Though it is difficult to use sanctions to erode the attractiveness of the Chinese market, Washington should draw a red line at the targeting of individual employees. Absent clear proof of destructive or violent activity, employees should be free to exercise individual rights. Anti-boycott measures, including civil penalties for compliance, should be levied, alongside the credible threat of more powerful sanctions. The ultimate goal of these measures is to deter China from using its economic privileges to export its political system overseas. Though these techniques are being used in Hong Kong today, they could be used internationally, even in the United States itself, to suppress anti-China speech.
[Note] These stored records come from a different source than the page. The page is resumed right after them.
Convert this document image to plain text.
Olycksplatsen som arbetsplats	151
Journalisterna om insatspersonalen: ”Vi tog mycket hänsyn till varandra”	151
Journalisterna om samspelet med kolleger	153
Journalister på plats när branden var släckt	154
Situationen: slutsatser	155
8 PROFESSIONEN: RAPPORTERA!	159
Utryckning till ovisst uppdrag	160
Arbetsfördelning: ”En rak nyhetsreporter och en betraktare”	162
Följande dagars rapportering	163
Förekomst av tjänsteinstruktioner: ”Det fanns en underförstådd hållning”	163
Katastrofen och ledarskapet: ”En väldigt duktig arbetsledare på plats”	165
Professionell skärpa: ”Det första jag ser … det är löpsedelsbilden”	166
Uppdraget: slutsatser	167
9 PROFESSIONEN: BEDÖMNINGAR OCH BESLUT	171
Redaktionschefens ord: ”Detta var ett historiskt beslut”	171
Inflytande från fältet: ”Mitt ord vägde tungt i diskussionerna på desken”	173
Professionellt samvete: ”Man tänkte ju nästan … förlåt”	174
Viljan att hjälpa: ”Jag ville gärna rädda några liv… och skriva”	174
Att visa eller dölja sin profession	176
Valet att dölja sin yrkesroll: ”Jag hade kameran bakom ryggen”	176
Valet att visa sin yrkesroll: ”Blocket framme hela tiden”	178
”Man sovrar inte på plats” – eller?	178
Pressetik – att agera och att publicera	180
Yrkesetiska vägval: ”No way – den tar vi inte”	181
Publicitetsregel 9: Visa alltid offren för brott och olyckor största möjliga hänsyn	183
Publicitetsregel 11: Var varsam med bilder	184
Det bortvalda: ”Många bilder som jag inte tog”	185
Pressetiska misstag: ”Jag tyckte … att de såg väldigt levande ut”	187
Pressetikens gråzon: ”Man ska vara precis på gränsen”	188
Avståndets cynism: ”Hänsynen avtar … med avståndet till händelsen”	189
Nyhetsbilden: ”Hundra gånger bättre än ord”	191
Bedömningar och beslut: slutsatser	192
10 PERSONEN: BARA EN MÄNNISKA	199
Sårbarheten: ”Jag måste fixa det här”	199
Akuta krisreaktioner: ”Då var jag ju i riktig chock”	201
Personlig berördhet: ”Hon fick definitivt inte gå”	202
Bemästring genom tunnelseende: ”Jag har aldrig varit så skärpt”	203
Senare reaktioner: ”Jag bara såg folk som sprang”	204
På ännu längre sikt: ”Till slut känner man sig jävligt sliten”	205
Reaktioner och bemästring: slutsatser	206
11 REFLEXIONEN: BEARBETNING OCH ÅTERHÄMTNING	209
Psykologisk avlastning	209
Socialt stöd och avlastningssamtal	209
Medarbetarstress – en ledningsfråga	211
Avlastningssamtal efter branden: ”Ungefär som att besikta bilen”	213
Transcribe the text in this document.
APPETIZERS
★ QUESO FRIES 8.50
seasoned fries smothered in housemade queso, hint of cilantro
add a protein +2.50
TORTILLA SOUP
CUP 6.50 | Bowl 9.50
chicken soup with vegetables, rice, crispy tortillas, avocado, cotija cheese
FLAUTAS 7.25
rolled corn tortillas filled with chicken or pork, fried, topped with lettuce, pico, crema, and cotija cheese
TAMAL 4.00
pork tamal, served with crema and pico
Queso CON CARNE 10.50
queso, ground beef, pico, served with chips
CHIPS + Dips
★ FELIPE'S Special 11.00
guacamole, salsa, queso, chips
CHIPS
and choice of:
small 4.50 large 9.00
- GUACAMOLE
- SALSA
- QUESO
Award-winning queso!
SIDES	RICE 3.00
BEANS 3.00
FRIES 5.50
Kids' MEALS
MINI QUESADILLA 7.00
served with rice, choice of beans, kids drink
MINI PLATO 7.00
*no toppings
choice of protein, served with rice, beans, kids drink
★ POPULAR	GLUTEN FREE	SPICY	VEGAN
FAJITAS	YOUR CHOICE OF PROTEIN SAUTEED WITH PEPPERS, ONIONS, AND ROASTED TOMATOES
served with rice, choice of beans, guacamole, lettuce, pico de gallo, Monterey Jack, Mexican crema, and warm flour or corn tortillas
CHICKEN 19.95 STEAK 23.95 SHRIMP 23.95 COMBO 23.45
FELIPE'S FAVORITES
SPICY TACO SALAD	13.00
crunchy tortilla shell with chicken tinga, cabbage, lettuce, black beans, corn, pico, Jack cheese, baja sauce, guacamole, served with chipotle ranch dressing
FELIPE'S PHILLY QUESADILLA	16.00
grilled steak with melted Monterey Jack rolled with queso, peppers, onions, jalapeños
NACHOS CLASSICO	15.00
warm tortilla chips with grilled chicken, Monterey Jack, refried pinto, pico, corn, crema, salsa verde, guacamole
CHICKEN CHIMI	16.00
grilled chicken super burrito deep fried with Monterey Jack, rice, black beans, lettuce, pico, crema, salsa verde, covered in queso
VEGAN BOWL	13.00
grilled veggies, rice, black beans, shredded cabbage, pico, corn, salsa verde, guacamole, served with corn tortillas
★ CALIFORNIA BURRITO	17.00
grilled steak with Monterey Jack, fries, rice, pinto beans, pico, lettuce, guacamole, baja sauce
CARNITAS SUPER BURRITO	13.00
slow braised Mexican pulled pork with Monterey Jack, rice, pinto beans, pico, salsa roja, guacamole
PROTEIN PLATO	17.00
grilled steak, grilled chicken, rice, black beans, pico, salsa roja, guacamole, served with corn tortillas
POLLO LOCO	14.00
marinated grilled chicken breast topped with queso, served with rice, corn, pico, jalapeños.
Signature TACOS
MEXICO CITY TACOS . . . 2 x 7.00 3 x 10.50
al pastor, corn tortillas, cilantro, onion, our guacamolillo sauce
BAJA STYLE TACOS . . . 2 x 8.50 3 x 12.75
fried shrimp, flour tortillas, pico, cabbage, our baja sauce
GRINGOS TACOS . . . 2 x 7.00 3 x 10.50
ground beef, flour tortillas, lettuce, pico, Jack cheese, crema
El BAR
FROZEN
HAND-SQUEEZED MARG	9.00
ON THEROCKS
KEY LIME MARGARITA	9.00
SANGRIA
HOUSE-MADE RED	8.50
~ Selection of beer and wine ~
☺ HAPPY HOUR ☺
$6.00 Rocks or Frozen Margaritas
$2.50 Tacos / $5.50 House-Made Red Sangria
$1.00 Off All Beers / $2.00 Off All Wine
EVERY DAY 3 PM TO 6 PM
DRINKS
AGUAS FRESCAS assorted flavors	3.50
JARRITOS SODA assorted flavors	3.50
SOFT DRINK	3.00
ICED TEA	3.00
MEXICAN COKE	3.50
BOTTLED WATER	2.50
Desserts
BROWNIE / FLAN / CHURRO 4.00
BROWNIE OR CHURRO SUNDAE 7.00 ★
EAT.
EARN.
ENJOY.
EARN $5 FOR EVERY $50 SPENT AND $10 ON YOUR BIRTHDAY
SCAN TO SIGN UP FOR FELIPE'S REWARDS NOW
This challenge speaks to the evolving nature of sanctions in the era of great power competition. America is no longer confronted by rogue states and non-state actors but by markets deeply intertwined with its own. Unlike past efforts, financial and sectoral sanctions previously used against rogue states may risk large macroeconomic disruptions today. Limiting the exports of critical technology components to specific firms, like Huawei or ZTE, are one effective choice but could risk further retaliation or escalation in the future. Firms should act preemptively to hedge these risks by assessing key vulnerabilities in their supply chains. To assist them, Washington should explore building stockpiles of key inputs or providing financial support to businesses hit by Chinese sanctions. Generally, sanctions should only be deployed in pursuit of realistic goals and not as a stand-in for a strategy itself.

Michael B. Greenwald is a fellow at Harvard Kennedy School's Belfer Center for Science and International Affairs. He is also a senior adviser to Atlantic Council President and Chief Executive Officer Frederick Kempe and an adjunct professor at Boston University. From 2015-–2017, Greenwald served as the U.S. Treasury attaché to Qatar and Kuwait.